Forschung

Die Forschung am Institut für Medien, Gesellschaft und Kommunikation zeichnet sich durch eine Integration sozial- und kulturwissenschaftlicher Ansätze aus. Bedeutsam sind weiters Motive der Verknüpfung von grundlagenorientierter medientheoretischer, sozialwissenschaftlicher und kulturhistorischer Reflexion mit der Vermittlung methodischer und medienpraktischer Kompetenzen.
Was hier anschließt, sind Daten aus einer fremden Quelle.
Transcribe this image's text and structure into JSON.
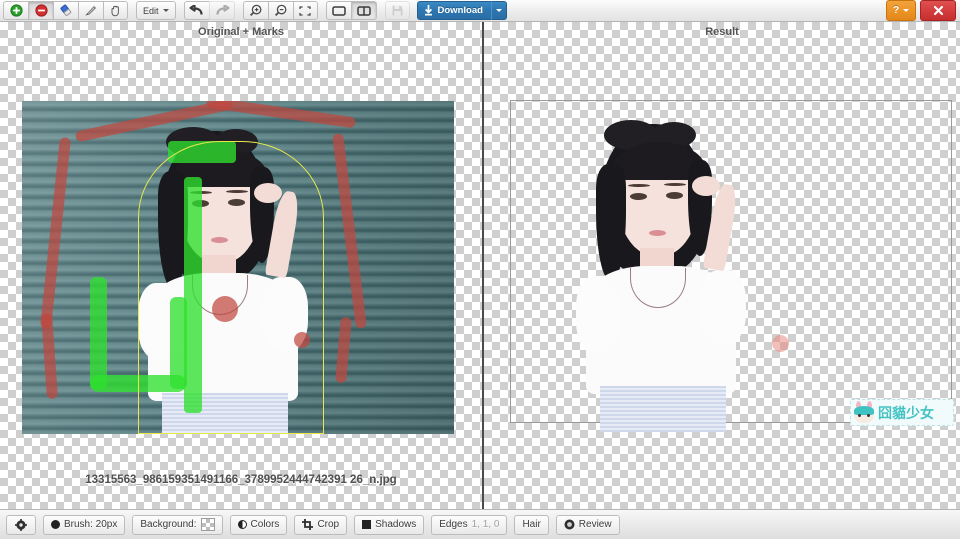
{
  "toolbar": {
    "tools": [
      {
        "name": "add-foreground-tool",
        "icon": "plus-circle-green-icon",
        "pressed": false
      },
      {
        "name": "remove-background-tool",
        "icon": "minus-circle-red-icon",
        "pressed": true
      },
      {
        "name": "eraser-tool",
        "icon": "eraser-icon",
        "pressed": false
      },
      {
        "name": "pen-tool",
        "icon": "pen-icon",
        "pressed": false
      },
      {
        "name": "pan-tool",
        "icon": "hand-icon",
        "pressed": false
      }
    ],
    "edit_label": "Edit",
    "undo_label": "undo-arrow-icon",
    "redo_label": "redo-arrow-icon",
    "zoom_in_label": "zoom-in-icon",
    "zoom_out_label": "zoom-out-icon",
    "fit_label": "fit-screen-icon",
    "single_view_label": "single-pane-icon",
    "split_view_label": "split-pane-icon",
    "save_label": "save-disk-icon",
    "download_label": "Download",
    "help_label": "?",
    "close_label": "✕"
  },
  "panels": {
    "left_title": "Original + Marks",
    "right_title": "Result",
    "filename": "13315563_986159351491166_3789952444742391 26_n.jpg"
  },
  "watermark": {
    "text": "囧貓少女"
  },
  "bottombar": {
    "settings_label": "",
    "brush_label": "Brush: 20px",
    "background_label": "Background:",
    "colors_label": "Colors",
    "crop_label": "Crop",
    "shadows_label": "Shadows",
    "edges_label": "Edges",
    "edges_values": "1, 1, 0",
    "hair_label": "Hair",
    "review_label": "Review"
  },
  "colors": {
    "accent_blue": "#2d76b0",
    "help_orange": "#eb9326",
    "close_red": "#d33c3c",
    "mark_red": "#c1463f",
    "mark_green": "#2ee02e",
    "outline_yellow": "#e8e84a",
    "watermark_teal": "#45c3c3"
  }
}
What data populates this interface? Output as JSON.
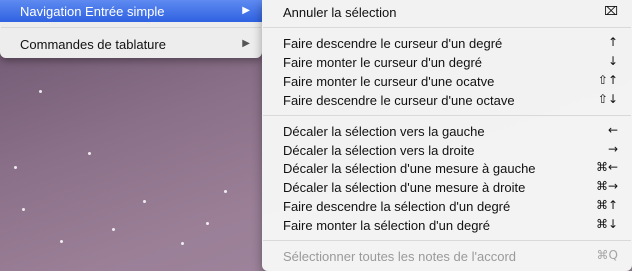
{
  "parent_menu": {
    "items": [
      {
        "label": "Navigation Entrée simple",
        "arrow": "▶",
        "selected": true
      },
      {
        "label": "Commandes de tablature",
        "arrow": "▶",
        "selected": false
      }
    ]
  },
  "submenu": {
    "items": [
      {
        "label": "Annuler la sélection",
        "shortcut": "⌧"
      },
      {
        "label": "Faire descendre le curseur d'un degré",
        "shortcut": "↑"
      },
      {
        "label": "Faire monter le curseur d'un degré",
        "shortcut": "↓"
      },
      {
        "label": "Faire monter le curseur d'une ocatve",
        "shortcut": "⇧↑"
      },
      {
        "label": "Faire descendre le curseur d'une octave",
        "shortcut": "⇧↓"
      },
      {
        "label": "Décaler la sélection vers la gauche",
        "shortcut": "←"
      },
      {
        "label": "Décaler la sélection vers la droite",
        "shortcut": "→"
      },
      {
        "label": "Décaler la sélection d'une mesure à gauche",
        "shortcut": "⌘←"
      },
      {
        "label": "Décaler la sélection d'une mesure à droite",
        "shortcut": "⌘→"
      },
      {
        "label": "Faire descendre la sélection d'un degré",
        "shortcut": "⌘↑"
      },
      {
        "label": "Faire monter la sélection d'un degré",
        "shortcut": "⌘↓"
      },
      {
        "label": "Sélectionner toutes les notes de l'accord",
        "shortcut": "⌘Q",
        "disabled": true
      }
    ]
  },
  "colors": {
    "selection": "#3d6fe8",
    "menu_bg": "#f5f5f5",
    "disabled_text": "#9a9a9a"
  }
}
Konkret werden derzeit Projekte in folgenden Bereichen bearbeitet:

  • europäische und globale Dimensionen der Medien- und Kommunikationswissenschaft,
  • Politische Kommunikation in medienzentrierten Demokratien, Medialisierung und Mediatisierung der Politik, Medien und ethnische Minderheiten,
  • Medienpädagogik, Medienkompetenz und Medienbildung, Medialisierung von Bildungs-, Wissens- und Kommunikationsprozessen,
  • Öffentliche Kommunikations- und Diskurskultur
  • (Bewegt-)Bildkulturen und mediale Praktiken

Inneruniversitäre Kooperationen bestehen insbesondere mit dem interfakultären Forum Innsbruck Media Studies (IMS), eingebunden in die Forschungsplattform Organizations & Society und den Forschungsschwerpunkt „Kulturelle Begegnungen – Kulturelle Konflikte“, der Arbeitsgruppe Medialität und Digitalität den Forschungszentren Digital Humanities und Spheres of Governance: Institutions and Agency und dem Ernst von Glasersfeld Archiv

Am Standort Innsbruck existieren weiters zahlreiche Kooperationen, u.a. mit Innsbruck University Innovations (IUI), der Jungen Uni und ZID-Abteilung Neue Medien und Lerntechnologien sowie dem Medienzentrum des Landes Tirol und dem Tiroler Bildungsservice (TiBS).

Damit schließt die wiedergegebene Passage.